Por Bernardo Kliksberg

Hay 400 pueblos indígenas en América Latina. Se estima que suman de 40 a 50 millones de personas, cerca del 10 por ciento de la población. En Bolivia, Guatemala, Ecuador y Perú su proporción es mucho mayor. En los dos primeros supera el 50%. La pobreza es en la población indígena mucho mayor a las elevadas tasas generales.

Son pobres, con ingresos menores a US$2 diarios, 75 por ciento de los indígenas del Perú, 77 por ciento de los de Guatemala, y 81 por ciento de los de Bolivia. Además, las brechas entre ellos y la población general no disminuyen, sino tienden a aumentar. La situación indígena verifica que “la pobreza mata”. Las tasas de mortalidad materna son muy superiores a los promedios.

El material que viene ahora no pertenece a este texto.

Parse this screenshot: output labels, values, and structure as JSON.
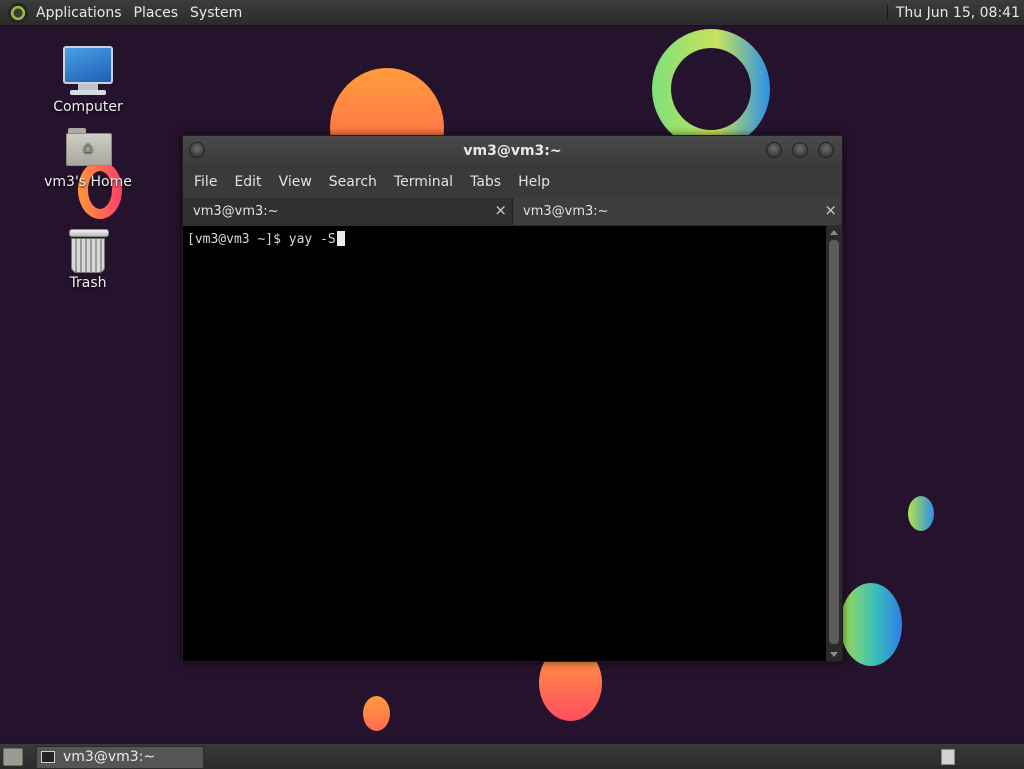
{
  "top_panel": {
    "menus": [
      "Applications",
      "Places",
      "System"
    ],
    "clock": "Thu Jun 15, 08:41"
  },
  "desktop": {
    "icons": [
      {
        "label": "Computer",
        "icon": "computer-icon"
      },
      {
        "label": "vm3's Home",
        "icon": "home-folder-icon"
      },
      {
        "label": "Trash",
        "icon": "trash-icon"
      }
    ]
  },
  "terminal": {
    "title": "vm3@vm3:~",
    "menu": [
      "File",
      "Edit",
      "View",
      "Search",
      "Terminal",
      "Tabs",
      "Help"
    ],
    "tabs": [
      {
        "label": "vm3@vm3:~",
        "close": "×"
      },
      {
        "label": "vm3@vm3:~",
        "close": "×"
      }
    ],
    "prompt": "[vm3@vm3 ~]$ ",
    "command": "yay -S"
  },
  "taskbar": {
    "items": [
      {
        "label": "vm3@vm3:~"
      }
    ]
  }
}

En Honduras son de 190 a 255 por cien mil en las madres indígenas frente un 147 a nivel nacional; en Bolivia y Perú, entre 270 y 390 por cien mil frente al 125 nacional. El hambre tiene también proporciones mucho mayores entre los niños. En Ecuador la desnutrición en niños indígenas es 1.7 veces que las de los no indígenas. La mortalidad infantil indígena más que duplica en la mayor parte de los países la no indígena.

En Guatemala donde el 50 por ciento de los niños menores de cinco años está desnutrido, la tasa es aún mucho mayor entre los niños indígenas. El cuadro se repite en educación. En Paraguay la tasa de analfabetismo es del 70 por ciento entre los indígenas, frente al 21 por ciento en general.

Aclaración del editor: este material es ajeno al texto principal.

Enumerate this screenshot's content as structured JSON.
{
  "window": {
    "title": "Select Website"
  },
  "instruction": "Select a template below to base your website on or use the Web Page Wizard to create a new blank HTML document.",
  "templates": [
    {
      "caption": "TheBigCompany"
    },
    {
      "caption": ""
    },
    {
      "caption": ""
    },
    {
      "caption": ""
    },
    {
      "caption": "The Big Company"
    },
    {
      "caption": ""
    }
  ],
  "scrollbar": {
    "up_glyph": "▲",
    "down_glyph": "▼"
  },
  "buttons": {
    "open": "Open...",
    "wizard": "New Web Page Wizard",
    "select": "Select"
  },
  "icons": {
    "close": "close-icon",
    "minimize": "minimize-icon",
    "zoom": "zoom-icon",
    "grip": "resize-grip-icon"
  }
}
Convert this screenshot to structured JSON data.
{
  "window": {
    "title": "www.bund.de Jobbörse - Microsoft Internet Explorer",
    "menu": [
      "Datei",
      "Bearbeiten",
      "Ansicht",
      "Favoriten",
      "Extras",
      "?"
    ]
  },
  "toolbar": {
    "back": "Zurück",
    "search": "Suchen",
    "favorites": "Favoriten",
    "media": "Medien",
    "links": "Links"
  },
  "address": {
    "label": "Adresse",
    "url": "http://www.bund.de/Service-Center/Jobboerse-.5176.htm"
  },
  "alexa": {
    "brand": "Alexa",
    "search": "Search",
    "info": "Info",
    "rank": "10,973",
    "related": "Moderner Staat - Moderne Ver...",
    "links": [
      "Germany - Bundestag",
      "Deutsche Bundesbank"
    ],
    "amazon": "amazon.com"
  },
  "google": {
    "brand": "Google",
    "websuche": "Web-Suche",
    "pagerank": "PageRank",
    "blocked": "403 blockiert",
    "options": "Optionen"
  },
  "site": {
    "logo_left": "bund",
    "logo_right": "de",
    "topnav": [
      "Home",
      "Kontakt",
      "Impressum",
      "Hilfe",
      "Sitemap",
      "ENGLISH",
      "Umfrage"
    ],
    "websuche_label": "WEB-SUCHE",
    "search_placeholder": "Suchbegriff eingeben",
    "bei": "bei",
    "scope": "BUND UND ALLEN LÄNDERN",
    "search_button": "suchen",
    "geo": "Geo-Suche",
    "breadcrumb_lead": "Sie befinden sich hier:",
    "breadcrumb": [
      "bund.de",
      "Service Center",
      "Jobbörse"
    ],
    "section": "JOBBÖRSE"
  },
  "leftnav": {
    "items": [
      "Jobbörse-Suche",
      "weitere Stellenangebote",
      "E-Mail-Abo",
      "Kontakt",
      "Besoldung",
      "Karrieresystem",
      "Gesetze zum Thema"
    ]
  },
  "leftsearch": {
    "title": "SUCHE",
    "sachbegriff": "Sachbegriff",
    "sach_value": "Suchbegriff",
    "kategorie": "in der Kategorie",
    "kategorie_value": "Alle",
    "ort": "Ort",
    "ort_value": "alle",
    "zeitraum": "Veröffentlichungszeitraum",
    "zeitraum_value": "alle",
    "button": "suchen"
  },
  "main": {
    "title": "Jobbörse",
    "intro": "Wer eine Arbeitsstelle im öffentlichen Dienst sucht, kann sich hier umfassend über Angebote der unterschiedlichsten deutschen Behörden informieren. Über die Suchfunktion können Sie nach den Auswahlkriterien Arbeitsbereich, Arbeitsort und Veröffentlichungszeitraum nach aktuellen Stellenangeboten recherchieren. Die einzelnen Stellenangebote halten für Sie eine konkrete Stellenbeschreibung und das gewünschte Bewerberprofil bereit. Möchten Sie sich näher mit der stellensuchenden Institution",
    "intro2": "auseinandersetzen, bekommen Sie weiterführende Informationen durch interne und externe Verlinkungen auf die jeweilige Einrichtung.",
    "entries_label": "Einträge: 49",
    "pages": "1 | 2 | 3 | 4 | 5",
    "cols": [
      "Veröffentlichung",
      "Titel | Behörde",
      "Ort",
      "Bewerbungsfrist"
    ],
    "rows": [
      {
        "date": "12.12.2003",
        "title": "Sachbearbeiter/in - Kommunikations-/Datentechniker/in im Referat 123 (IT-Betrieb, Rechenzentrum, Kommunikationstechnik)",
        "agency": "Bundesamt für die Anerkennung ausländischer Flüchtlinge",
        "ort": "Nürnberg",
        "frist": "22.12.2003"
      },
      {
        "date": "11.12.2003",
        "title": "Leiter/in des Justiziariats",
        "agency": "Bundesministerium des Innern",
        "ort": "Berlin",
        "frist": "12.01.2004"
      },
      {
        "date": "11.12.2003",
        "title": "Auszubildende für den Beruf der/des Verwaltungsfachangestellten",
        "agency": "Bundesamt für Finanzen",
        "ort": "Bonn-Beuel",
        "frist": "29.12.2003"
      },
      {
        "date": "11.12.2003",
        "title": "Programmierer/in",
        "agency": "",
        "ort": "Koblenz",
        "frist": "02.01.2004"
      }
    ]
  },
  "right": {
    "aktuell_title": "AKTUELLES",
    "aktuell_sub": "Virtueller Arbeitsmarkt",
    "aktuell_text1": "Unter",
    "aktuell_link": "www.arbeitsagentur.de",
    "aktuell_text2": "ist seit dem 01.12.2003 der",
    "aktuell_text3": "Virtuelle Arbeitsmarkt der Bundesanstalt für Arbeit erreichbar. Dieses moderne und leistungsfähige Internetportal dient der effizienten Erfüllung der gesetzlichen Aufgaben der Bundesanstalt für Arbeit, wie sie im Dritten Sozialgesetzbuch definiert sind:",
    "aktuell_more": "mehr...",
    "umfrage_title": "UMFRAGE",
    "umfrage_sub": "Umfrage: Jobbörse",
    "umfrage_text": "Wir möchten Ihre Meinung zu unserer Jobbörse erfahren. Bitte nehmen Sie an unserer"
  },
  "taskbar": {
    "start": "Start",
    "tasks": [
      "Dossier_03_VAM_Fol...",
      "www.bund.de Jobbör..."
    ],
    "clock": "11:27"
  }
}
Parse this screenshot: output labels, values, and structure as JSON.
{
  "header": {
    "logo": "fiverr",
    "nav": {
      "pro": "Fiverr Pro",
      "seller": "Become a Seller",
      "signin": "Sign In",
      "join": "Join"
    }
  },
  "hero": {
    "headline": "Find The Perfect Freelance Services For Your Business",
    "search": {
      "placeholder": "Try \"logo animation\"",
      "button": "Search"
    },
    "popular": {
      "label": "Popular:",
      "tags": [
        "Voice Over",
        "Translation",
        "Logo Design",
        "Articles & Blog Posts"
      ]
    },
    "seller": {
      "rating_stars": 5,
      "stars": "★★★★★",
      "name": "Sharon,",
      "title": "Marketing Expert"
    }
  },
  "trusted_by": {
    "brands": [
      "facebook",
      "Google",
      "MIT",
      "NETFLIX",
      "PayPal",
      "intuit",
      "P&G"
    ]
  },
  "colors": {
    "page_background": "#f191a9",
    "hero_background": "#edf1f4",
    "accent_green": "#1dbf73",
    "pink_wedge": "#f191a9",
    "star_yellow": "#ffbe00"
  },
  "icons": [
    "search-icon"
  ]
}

En su conjunto esto representa una situación de severa discriminación. Los indígenas son la cara más expresiva de la aguda pobreza latinoamericana. Sus extendidas protestas en todo el continente, con epicentro en los países de mayor población indígena, tienen su basamento en estas lamentables realidades.

No están solos. También la población negra de la región presenta serios problemas. Un informe reciente del PNUD sobre Brasil muestra que si se tomara a la población blanca solamente éste sería el país en la posición 44 del mundo en Desarrollo Humano. Si se toma sólo a los negros, serían el 105, porque todos sus indicadores son mucho peores. Los negros y los pardos representan el 44.7 por ciento de su población.

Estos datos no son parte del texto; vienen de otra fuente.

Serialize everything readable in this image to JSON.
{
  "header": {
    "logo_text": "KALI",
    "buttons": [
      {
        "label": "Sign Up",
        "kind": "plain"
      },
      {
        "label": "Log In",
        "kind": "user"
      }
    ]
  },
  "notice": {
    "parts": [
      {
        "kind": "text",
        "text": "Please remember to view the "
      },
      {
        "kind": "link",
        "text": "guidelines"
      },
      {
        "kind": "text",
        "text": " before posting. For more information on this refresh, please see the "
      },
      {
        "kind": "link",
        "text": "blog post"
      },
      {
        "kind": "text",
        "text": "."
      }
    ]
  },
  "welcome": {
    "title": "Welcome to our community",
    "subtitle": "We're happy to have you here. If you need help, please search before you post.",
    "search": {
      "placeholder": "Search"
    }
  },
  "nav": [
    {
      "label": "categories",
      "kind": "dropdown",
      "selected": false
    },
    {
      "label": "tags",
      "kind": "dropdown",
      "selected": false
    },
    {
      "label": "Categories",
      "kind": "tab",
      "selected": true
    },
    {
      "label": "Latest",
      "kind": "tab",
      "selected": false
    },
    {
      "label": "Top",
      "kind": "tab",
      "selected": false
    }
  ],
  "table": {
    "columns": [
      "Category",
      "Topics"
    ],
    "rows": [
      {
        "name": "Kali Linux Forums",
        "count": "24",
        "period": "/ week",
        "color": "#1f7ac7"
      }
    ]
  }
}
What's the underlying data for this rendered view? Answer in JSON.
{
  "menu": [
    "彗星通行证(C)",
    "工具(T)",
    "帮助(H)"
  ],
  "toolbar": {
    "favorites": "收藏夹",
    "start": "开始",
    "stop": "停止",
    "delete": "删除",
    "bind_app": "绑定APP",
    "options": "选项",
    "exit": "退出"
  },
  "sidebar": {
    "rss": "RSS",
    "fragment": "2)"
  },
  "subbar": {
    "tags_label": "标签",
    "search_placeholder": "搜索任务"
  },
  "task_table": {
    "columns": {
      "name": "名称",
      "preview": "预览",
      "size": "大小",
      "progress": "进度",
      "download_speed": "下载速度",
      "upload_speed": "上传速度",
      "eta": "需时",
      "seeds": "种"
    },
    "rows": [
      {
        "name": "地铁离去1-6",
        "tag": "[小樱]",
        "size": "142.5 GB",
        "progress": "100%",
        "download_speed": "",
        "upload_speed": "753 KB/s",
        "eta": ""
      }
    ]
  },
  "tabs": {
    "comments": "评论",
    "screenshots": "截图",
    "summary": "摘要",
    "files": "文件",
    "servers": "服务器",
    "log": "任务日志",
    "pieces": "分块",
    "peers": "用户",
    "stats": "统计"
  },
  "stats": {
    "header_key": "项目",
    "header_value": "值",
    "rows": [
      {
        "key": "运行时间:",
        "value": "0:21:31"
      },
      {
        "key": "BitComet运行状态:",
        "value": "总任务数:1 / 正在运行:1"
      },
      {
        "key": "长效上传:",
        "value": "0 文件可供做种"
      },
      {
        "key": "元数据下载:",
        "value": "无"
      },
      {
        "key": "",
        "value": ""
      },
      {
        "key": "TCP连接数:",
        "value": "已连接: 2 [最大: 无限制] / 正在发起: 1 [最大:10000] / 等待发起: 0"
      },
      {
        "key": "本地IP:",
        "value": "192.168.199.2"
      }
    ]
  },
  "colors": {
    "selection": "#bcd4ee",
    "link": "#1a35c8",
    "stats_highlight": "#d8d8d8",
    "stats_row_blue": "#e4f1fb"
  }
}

Entre otras expresiones de la difícil situación de los negros, sólo 2.5 por ciento están en la Universidad frente a 11.7 por ciento de los blancos, la mortalidad infantil es de 30.75 por ciento ente los negros frente a 22.92 por ciento en los blancos. Los negros ocupan en las empresas sólo el 1.8 por ciento de los cargos ejecutivos.

La directora del informe del PNUD, Diva Moreira, concluye que “no vamos a superar la pobreza y la violencia del país sin enfrentar el racismo presente en la estructura de la sociedad brasileña”. El informe recomienda que “para enfrentar esta desigualdad es preciso tratar desigualmente a quien está en la situación desigual" y que por ende se necesitan políticas afirmativas de discriminación positiva.

El cuadro se repite en otros países con población negra, como Honduras, donde las comunidades denominadas garífunas representan el 10 por ciento de la población, y padecen graves carencias.

Las políticas propositivas fueron las que generaron y lograron avanzar en Estados Unidos por un héroe universal del género humano: Martin Luther King. En estos días la unión americana está levantando un monumento en su memoria en el Capitolio, junto al de Lincoln.

Latinoamérica y Guatemala deben poner en el centro del debate público estas discriminaciones inadmisibles a indígenas y negros, y encararlas a través de políticas concretas. Son muy estimulantes en tal sentido, inéditas e innovadoras las políticas contra la discriminación indígena que el Gobierno de Guatemala está poniendo en marcha. Esta gigantesca deuda abierta no admite más postergaciones.